Are we there yet? No. We all owe Floyd’s family and every Black American and person of color who has to fear the police an apology and a promise that law enforcement in the United States will never again be the same as it was the day Floyd was killed. Justice for Floyd means prosecuting officers and those who stand by and do nothing, policing that is inclusive of the community, crisis intervention and de-escalation training in all police agencies, empathetic police training in police academies, and commitment from law enforcement personnel and every community member to speak out against racism and police power that violates civil liberty.

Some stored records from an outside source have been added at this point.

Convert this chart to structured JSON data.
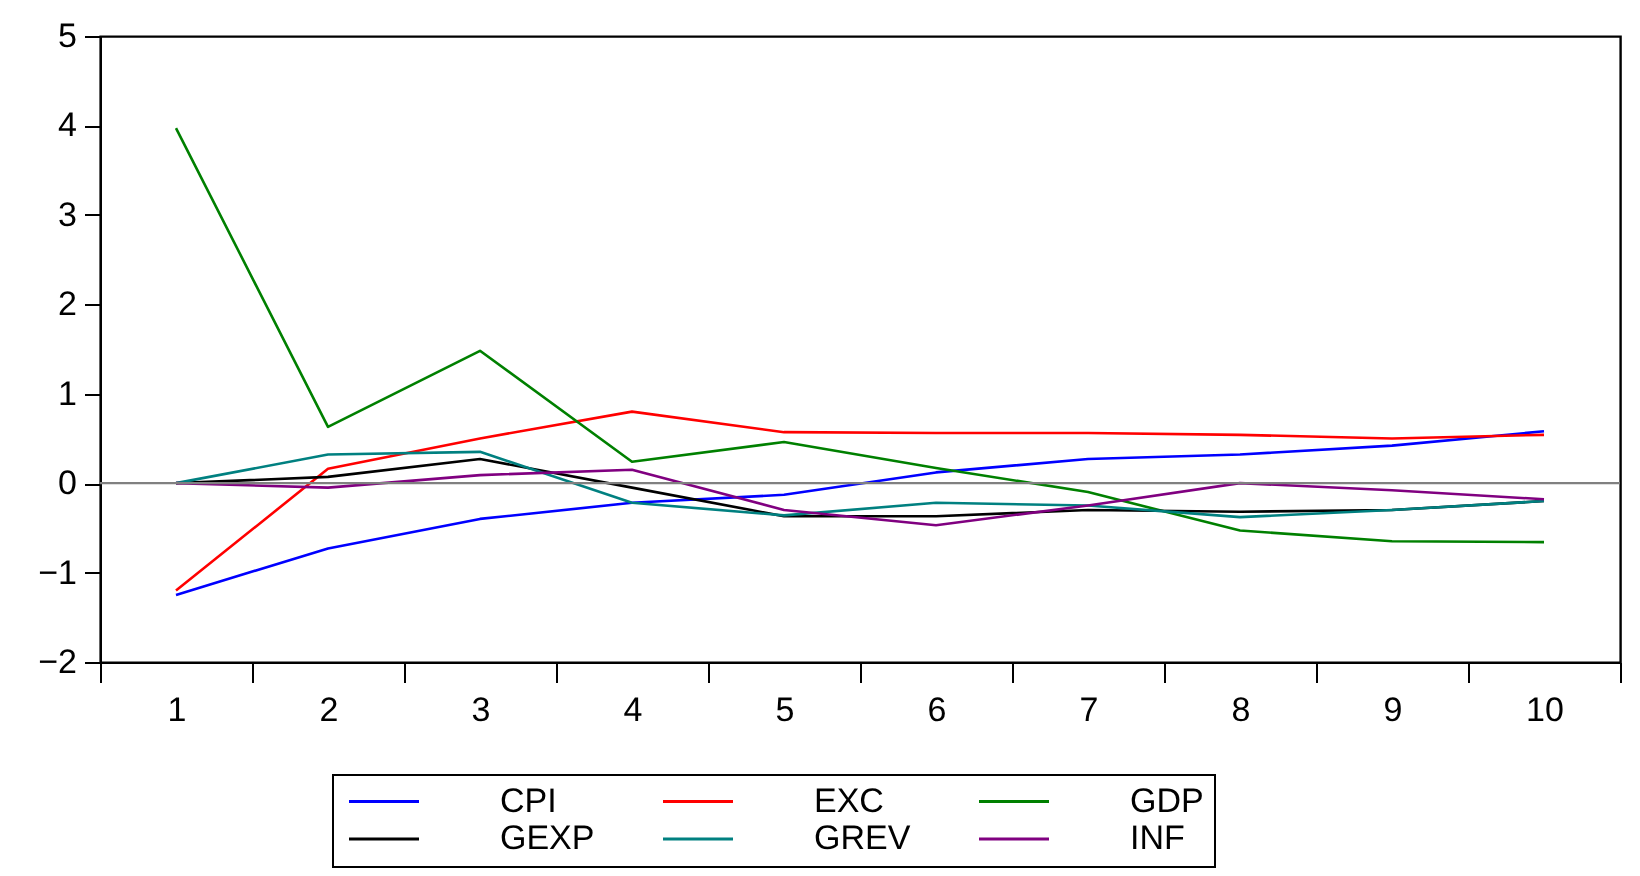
{
  "chart_data": {
    "type": "line",
    "categories": [
      "1",
      "2",
      "3",
      "4",
      "5",
      "6",
      "7",
      "8",
      "9",
      "10"
    ],
    "series": [
      {
        "name": "CPI",
        "color": "#0000ff",
        "values": [
          -1.25,
          -0.73,
          -0.4,
          -0.22,
          -0.13,
          0.12,
          0.27,
          0.32,
          0.42,
          0.58
        ]
      },
      {
        "name": "EXC",
        "color": "#ff0000",
        "values": [
          -1.2,
          0.16,
          0.5,
          0.8,
          0.57,
          0.56,
          0.56,
          0.54,
          0.5,
          0.54
        ]
      },
      {
        "name": "GDP",
        "color": "#008000",
        "values": [
          3.97,
          0.63,
          1.48,
          0.24,
          0.46,
          0.17,
          -0.1,
          -0.53,
          -0.65,
          -0.66
        ]
      },
      {
        "name": "GEXP",
        "color": "#000000",
        "values": [
          0,
          0.07,
          0.27,
          -0.05,
          -0.37,
          -0.37,
          -0.3,
          -0.32,
          -0.3,
          -0.2
        ]
      },
      {
        "name": "GREV",
        "color": "#008080",
        "values": [
          0,
          0.32,
          0.35,
          -0.22,
          -0.36,
          -0.22,
          -0.25,
          -0.38,
          -0.3,
          -0.2
        ]
      },
      {
        "name": "INF",
        "color": "#800080",
        "values": [
          0,
          -0.05,
          0.09,
          0.15,
          -0.3,
          -0.47,
          -0.25,
          0,
          -0.08,
          -0.18
        ]
      }
    ],
    "ylim": [
      -2,
      5
    ],
    "yticks": [
      -2,
      -1,
      0,
      1,
      2,
      3,
      4,
      5
    ],
    "grid": false,
    "legend": "bottom",
    "marker": "none",
    "line_style": "solid",
    "ref_lines": [
      {
        "axis": "y",
        "value": 0,
        "color": "#808080"
      }
    ]
  }
}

Now is the time to test the accountability mechanisms implemented through years of police reform in Seattle. These reforms have made a difference and offer a framework for moving forward. Now is not the time to defund the police but to do the opposite — to invest in our police agencies to build on local and national police reforms. Every law enforcement officer who wears a badge, who takes their oath of service to uphold the law, who is trusted with extraordinary authoritative power to protect public safety, has the personal and professional responsibility to do their jobs in a way that values every single human life to ensure that there will not be another wrongful death at the hands of police.